A =  7 * cos (12 * n) -  4 * sin (14 * n + n / 2)

But  cos (12 * n) = 1  because 12 times pi is the same than 6 full circles of 360º each so:
cos (12 * n) = cos (6 * 360º) = cos (0º) = 1

And for the same reason:
sin (14 * n + n / 2) = sin (n / 2) = sin (90º) = 1

So we have:

A =  7 * 1 -  4 * 1 = 7 - 4 = 3
QED
 

[butchs]

It looks like you forgot to multiply by the constant coefficients of x when you did the chain rule. The answer is 14. I've never see a spam bot that got the chain rule right either

Awe, Snoopy is not a spammer.  Or is he?? 

[busterone]

He he.   
I would fail myself.  I haven't had to do any higher mathematics for about 30 years now. I forgot most of it since my school years. I never needed it in the real world, so it slipped right away. 

[bugstomper]

A = d/dx [7 * sin (6 * x) + 4 * cos (7 * x + n / 2)] | _x=2n =
   = 7 * d/dx [sin (6 * x)] + 4 * d/dx [cos (7 * x + n / 2)] | _x=2n =

Yes, I did guess exactly where your error was. The chain rule says

  d u(v(x)) / dx =  (du/dv) * (dv/dx)

Applying that to the derivative of sin(6x)

let f(x) = sin(6x)
let u(v) = sin(v)
let v(x) = 6x

so f(x) = u(v(x))

du(v)/dv = d(sin(v))/dv = cos(v)
dv(x)/dx = d(6x)/dx = 6

By the chain rule
  d(sin(6x))/dx
= df(x)/dx  = du/dv * dv/dx
= cos(v) * 6
= cos(6x) * 6
= 6*cos(6x)

You missed a similar factor of 7 in the derivative of cos(7x+pi/2)

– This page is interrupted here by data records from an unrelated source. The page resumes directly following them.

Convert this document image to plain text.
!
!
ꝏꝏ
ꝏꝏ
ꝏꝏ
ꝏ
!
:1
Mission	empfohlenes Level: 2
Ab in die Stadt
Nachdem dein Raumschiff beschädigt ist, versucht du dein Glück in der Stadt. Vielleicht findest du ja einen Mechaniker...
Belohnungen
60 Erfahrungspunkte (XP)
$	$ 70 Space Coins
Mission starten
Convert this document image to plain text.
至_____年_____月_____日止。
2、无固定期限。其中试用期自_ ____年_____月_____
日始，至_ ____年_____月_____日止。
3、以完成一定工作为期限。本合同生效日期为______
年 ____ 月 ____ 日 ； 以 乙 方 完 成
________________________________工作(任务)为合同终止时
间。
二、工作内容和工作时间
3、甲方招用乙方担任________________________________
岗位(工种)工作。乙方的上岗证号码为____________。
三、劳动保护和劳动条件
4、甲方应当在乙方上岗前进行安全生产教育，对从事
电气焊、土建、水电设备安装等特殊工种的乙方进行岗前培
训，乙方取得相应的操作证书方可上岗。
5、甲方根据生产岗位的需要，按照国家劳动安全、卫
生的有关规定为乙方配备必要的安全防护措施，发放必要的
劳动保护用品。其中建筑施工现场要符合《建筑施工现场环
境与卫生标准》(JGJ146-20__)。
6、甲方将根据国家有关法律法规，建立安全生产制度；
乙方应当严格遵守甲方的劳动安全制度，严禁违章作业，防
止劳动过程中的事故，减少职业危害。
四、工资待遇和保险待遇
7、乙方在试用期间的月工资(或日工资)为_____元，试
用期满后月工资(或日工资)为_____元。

So the answer comes out to be 6*7 - 7*4 instead of 7 - 4

[snoopy_virtual]

You are right.

I did the calculation in my head too quickly when I saw it was so easy and did it wrong.

Actually when I was writing it there trying to explain it I had the feeling it was wrong, but it's difficult to read maths properly without proper formatting, so a minute ago I went to look for a pen and paper (to do it properly) and just found out the answer was 14 almost at the same time I saw there was a new message here. 

[snoopy_virtual]

He he.   
I would fail myself.  I haven't had to do any higher mathematics for about 30 years now. I forgot most of it since my school years. I never needed it in the real world, so it slipped right away. 

Cammon, you call that "higher mathematics"? That's what we used to do at school when I was 14. You should see then what we used to do in the last year of the University. 

Of course the names we were using were different. For example I have never called that "chain rule" but "la derivada de una función de función" (the derivative of a function of a function). The result is the same though.